L’arche et le camp. Proust et Czapski
1En 1941, le peintre et intellectuel polonais Joseph Czapski (1896-1993) prononce une série de conférences sur la Recherche du temps perdu, dans le camp de Griazowietz, près de Wologda, au nord est de Moscou. Le texte original français en a été publié et a bénéficié de traductions en polonais, en italien et en allemand1. Éditeurs et critiques recourent volontiers, pour donner un titre à ces conférences – Proust à Griazowietz, Proust au Goulag – ou pour en rendre compte – « Proust à Katyn »2 – à une figure, l’oxymore de noms propres, qui déterritorialise un nom que l’esprit peine à associer aux réalités que recouvrent des toponymes qui emblématisent la relégation concentrationnaire. D’un côté, « les Sargasses d’un loisir infini »3 ; de l’autre, la déchéance du sentiment d’être soi. Le simple fait que Proust s’impose à Czapski comme un recours4 invite pourtant à reconsidérer ces oppositions intuitives. Une image s’impose à lui pour qualifier l’œuvre proustienne : celle de l’arche de Noé. Si l’arche fonctionne, à bien des égards, comme un antonyme du camp de prisonniers, elle se superpose également à lui, les deux figures se contaminant pour dessiner les contours d’un espace de réflexion qui invite à une méditation sur le temps de l’œuvre et sur celui de la lecture ainsi qu’à une étonnante projection géo-politique de la Recherche.
2Les circonstances historiques ont fait que la vie de Czapski s’est trouvée mêlée aux massacres de Katyn et qu’il a été l’un des premiers témoins, indirects, du Goulag, réalité qu’il n’a fait que deviner, à distance, au travers de la brume des rumeurs et des récits embarrassés, mais dont il a compris, sinon la nature, du moins l’ampleur.
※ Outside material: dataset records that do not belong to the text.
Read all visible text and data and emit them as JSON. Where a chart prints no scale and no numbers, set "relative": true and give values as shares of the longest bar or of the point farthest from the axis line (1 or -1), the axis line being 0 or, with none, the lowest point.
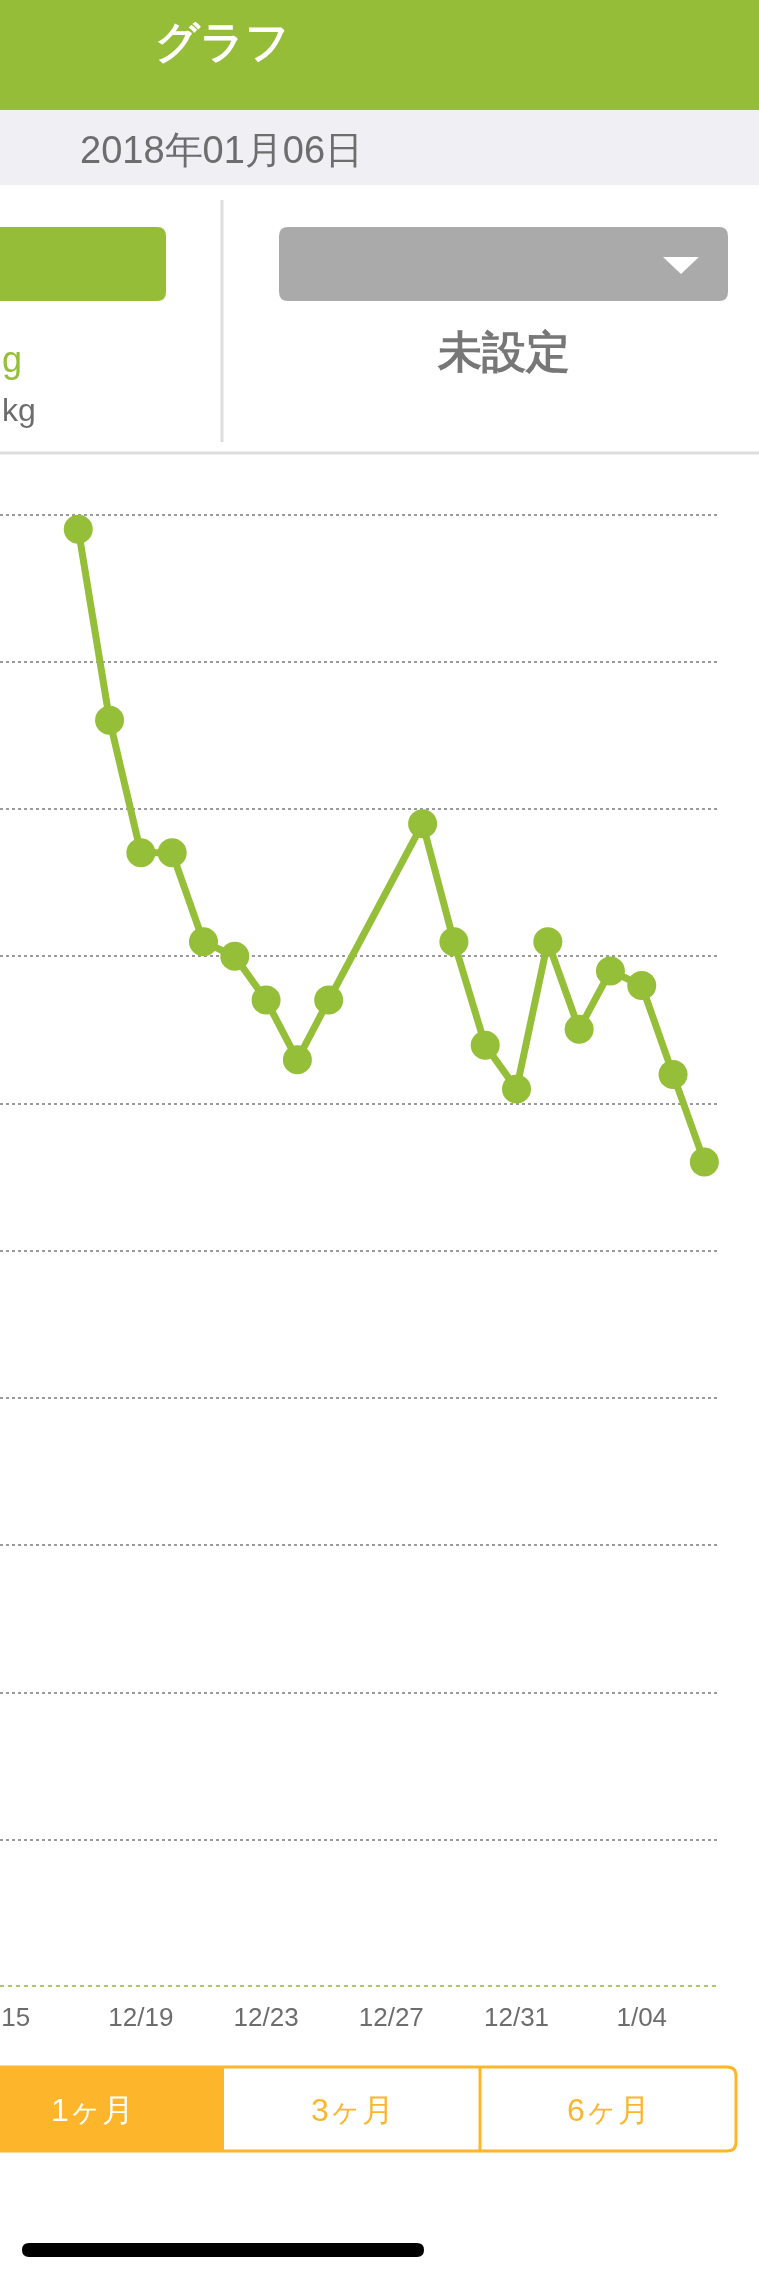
{
  "chart_data": {
    "type": "line",
    "title": "グラフ",
    "subtitle": "2018年01月06日",
    "annotations": [
      "g",
      "kg",
      "未設定",
      "1ヶ月",
      "3ヶ月",
      "6ヶ月"
    ],
    "x": [
      "2017-12-17",
      "2017-12-18",
      "2017-12-19",
      "2017-12-20",
      "2017-12-21",
      "2017-12-22",
      "2017-12-23",
      "2017-12-24",
      "2017-12-25",
      "2017-12-28",
      "2017-12-29",
      "2017-12-30",
      "2017-12-31",
      "2018-01-01",
      "2018-01-02",
      "2018-01-03",
      "2018-01-04",
      "2018-01-05",
      "2018-01-06"
    ],
    "series": [
      {
        "color": "#95be39",
        "values": [
          1,
          0.869,
          0.778,
          0.778,
          0.717,
          0.707,
          0.677,
          0.636,
          0.677,
          0.798,
          0.717,
          0.646,
          0.616,
          0.717,
          0.657,
          0.697,
          0.687,
          0.626,
          0.566
        ]
      }
    ],
    "relative": true,
    "xlim": [
      "2017-12-14T12:00",
      "2018-01-06T12:00"
    ],
    "xticks": [
      {
        "value": "2017-12-15",
        "label": "15"
      },
      {
        "value": "2017-12-19",
        "label": "12/19"
      },
      {
        "value": "2017-12-23",
        "label": "12/23"
      },
      {
        "value": "2017-12-27",
        "label": "12/27"
      },
      {
        "value": "2017-12-31",
        "label": "12/31"
      },
      {
        "value": "2018-01-04",
        "label": "1/04"
      }
    ],
    "grid": "y",
    "marker": "circle",
    "line_style": "solid"
  }
}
Lorsque l’agreement Staline-Sikorski du 30 juillet 1941 ouvre la voie à une réorganisation de l’armée polonaise, Czapski est chargé d’organiser la réintégration des dix mille officiers dont on est sans nouvelles depuis les transferts de prisonniers de l’hiver 1940. La rumeur voudrait qu’ils soient détenus dans une région, la Kolyma, que l’on dépeint comme un bout du monde fabuleux, un monde sans oiseaux enveloppé dans un hiver perpétuel et dont l’on ne revient pas. Czapski est rapidement amené à soupçonner qu’il est illusoire d’espérer le retour des disparus : l’hypothèse d’une exécution massive est, de fait, confirmée en avril 1943, lors de la découverte des charniers. Czapski a assumé son rôle de témoin dans deux ouvrages : Souvenirs de Starobielsk et Terre inhumaine5, auxquels il convient d’ajouter une Lettre ouverte6, texte d’intervention, écrit en français, pendant l’insurrection de Varsovie, dans lequel Czapski interpelle le monde intellectuel français, qu’il a fréquenté, dans les années 1920-1930, alors que, installé à Paris, chef de file des Kapistes, un groupe de peintres polonais, il est devenu l’un des proches de Daniel Halévy.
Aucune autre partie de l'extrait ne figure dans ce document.